Voor de meeste bomen en planten is het heel belangrijk dat ze een zo groot mogelijk gebied hebben waar ze zich kunnen voortplanten.
Planten hebben hele slimme trucjes bedacht om het zaad zover mogelijk te verspreiden. 
* Ze laten de zaden door de wind verspreiden, een voorbeeld hiervan is de paardenbloem. 
   Je hebt er vast wel eens een geplukt en er tegenaan geblazen. Goed gedaan! 
   Je helpt op deze wijze de paardebloem met het verspreiden van z'n zaden.
* Ze laten de zaden verspreiden door dieren. Dieren eten de vruchten met daarin de zaden. 
   De zaden worden niet verteerd en op een andere plek weer uitgepoept. 
   Wel eens een eekhoorn bezig gezien? Die begraaft overal eikels en nootjes voor z'n wintervoorraad. Deze eet     hij niet allemaal op. Hij heeft er zoveel verstopt! De eikels/nootjes die hij niet opeet kunnen gaan groeien.

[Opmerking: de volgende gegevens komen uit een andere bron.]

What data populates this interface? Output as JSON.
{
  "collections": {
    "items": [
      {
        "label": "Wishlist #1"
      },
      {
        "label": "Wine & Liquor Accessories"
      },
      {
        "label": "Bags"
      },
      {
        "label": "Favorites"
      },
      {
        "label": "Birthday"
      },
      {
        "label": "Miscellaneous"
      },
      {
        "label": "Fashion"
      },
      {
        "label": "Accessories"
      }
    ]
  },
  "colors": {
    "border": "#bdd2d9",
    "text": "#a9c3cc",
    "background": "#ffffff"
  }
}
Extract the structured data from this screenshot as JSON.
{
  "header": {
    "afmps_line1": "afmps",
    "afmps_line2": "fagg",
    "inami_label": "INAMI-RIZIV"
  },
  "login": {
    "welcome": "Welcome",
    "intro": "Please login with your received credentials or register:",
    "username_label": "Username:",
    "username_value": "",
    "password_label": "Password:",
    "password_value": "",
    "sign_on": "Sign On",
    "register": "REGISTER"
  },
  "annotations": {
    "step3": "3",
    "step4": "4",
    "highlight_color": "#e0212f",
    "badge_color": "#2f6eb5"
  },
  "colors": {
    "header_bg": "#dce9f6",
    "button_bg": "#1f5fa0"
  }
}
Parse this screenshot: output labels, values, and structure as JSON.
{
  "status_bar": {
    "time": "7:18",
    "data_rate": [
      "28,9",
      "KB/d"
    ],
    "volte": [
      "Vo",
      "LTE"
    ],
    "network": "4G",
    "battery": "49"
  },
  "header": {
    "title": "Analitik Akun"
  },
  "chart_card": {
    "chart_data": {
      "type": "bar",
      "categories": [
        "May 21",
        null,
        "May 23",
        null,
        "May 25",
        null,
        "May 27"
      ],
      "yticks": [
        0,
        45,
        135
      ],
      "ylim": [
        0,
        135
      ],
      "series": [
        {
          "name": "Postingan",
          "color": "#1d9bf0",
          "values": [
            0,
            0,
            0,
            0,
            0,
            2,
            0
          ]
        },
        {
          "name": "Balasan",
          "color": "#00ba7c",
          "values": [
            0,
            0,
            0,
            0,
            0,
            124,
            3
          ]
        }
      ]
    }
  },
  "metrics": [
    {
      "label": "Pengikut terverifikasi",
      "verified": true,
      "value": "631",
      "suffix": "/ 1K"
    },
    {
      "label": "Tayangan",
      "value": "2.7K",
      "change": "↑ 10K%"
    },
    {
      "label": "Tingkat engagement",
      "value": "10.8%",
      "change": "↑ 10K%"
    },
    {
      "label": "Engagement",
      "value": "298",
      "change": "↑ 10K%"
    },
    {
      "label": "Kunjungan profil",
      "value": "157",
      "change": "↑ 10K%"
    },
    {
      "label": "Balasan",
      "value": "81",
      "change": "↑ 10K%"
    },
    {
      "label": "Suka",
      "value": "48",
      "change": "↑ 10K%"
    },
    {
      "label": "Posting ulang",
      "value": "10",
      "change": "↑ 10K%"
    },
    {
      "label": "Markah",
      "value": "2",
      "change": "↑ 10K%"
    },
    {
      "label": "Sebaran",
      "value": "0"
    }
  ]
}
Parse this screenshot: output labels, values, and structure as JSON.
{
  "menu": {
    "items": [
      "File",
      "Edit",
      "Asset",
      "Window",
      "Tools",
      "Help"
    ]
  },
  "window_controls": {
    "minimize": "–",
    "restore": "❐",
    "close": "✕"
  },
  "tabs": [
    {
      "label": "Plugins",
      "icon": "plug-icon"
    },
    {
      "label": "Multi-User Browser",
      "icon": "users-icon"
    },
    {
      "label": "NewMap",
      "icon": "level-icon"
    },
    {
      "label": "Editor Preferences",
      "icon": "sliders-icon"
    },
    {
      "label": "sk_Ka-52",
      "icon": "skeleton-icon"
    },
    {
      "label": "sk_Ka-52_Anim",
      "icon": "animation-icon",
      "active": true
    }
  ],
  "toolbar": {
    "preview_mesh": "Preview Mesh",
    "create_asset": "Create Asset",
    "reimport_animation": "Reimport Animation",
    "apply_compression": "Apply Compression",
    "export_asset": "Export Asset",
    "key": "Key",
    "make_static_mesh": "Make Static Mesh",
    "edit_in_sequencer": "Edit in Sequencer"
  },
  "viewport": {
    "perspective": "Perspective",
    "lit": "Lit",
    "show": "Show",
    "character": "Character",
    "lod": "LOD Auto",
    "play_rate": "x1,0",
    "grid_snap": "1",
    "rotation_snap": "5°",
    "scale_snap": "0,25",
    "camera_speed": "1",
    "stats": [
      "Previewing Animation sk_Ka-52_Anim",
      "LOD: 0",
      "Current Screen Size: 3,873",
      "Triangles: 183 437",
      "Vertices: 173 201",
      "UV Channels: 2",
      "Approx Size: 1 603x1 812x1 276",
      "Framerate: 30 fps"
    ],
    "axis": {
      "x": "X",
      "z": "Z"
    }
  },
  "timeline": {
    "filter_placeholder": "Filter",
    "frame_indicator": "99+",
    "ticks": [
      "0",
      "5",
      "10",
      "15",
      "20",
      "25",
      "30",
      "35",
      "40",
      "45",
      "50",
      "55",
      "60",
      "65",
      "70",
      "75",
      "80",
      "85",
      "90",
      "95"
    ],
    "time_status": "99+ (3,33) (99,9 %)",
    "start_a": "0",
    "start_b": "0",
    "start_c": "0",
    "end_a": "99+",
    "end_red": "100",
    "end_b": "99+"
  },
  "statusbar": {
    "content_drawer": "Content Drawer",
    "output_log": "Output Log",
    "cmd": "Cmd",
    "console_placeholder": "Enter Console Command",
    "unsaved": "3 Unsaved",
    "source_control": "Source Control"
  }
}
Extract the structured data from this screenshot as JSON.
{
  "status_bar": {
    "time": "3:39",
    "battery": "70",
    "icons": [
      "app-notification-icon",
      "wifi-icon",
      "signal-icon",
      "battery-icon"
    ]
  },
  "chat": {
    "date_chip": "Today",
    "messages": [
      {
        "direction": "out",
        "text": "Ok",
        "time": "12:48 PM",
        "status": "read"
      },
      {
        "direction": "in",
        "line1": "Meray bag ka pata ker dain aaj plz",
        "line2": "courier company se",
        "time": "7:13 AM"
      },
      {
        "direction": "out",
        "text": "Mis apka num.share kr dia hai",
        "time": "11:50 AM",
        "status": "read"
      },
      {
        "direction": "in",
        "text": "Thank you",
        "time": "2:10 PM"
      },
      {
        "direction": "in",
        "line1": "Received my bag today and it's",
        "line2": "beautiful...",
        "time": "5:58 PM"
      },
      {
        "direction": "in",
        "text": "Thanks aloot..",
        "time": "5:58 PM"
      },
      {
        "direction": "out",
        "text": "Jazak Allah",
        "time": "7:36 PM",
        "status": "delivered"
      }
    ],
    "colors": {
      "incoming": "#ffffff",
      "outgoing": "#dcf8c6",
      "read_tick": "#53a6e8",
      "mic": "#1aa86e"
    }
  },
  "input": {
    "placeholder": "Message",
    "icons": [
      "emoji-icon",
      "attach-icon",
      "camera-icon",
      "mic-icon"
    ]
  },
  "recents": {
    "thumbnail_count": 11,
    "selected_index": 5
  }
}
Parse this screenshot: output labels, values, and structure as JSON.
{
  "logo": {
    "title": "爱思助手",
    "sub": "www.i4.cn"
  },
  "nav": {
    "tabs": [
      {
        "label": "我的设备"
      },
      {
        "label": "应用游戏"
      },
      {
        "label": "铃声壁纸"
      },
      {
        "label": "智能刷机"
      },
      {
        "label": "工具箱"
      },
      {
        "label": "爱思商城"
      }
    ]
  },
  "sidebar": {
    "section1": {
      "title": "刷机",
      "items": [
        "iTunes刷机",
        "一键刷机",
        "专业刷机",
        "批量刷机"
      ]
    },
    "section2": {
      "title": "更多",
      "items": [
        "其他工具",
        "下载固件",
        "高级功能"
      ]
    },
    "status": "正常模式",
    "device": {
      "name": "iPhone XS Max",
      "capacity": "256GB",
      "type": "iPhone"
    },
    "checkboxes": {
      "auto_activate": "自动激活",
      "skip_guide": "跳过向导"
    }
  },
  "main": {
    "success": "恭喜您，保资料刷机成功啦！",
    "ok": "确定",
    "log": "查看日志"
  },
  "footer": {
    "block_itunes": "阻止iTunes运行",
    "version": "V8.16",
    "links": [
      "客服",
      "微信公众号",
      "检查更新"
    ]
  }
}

   Sommige zaden zijn stekelig en blijven in de vacht van een dier hangen, op een ander plek vallen ze er dan         weer af, denk maar eens aan kleefkruid.
* Ze verspreiden hun zaadjes zelf door het bijvoorbeeld weg te schieten. 

 

 

Nu liggen de zaden op een andere plek en kunnen ze ontkiemen.
Om te laten zien hoe dat in zijn werk gaat kijken we naar een bruine boon. 
De bruine boon (het zaadje) bestaat uit twee zaadlobben.
Tussen de zaadlobben zit de kiem, de kiem is een klein plantje waar alles al op en aan zit. 
Een plantje dat ontkiemt heeft natuurlijk voedsel nodig, dit reservevoedsel ligt opgeslagen in de zaadlobben. 
Om de boon zit de zaadhuid, die beschermt de kiem en de zaadlobben. 

 

Bron: Nectar

Zolang de zaden droog blijven gebeurt er niks. Pas als er vocht bij komt kan er een nieuw plantje groeien. 
Het zaad ontkiemt, dit gaat zo:
* de zaadhuid neemt het water op.
* dit water komt bij de zaadlobben en deze zwellen op. 
* hierdoor knapt de zaadhuid open.
* nu kan het worteltje naar buiten. 
* Daarna volgen de stengel en de blaadjes. 

Tijdens het ontkiemen haalt de plant zijn voeding uit ze zaadlobben. De zaadlobben worden hierdoor steeds kleiner en vallen er op een gegeven moment zelfs af. 

 

 

Nu kan dit plantje uitgroeien tot volwassen plant en begint het hele proces weer opnieuw.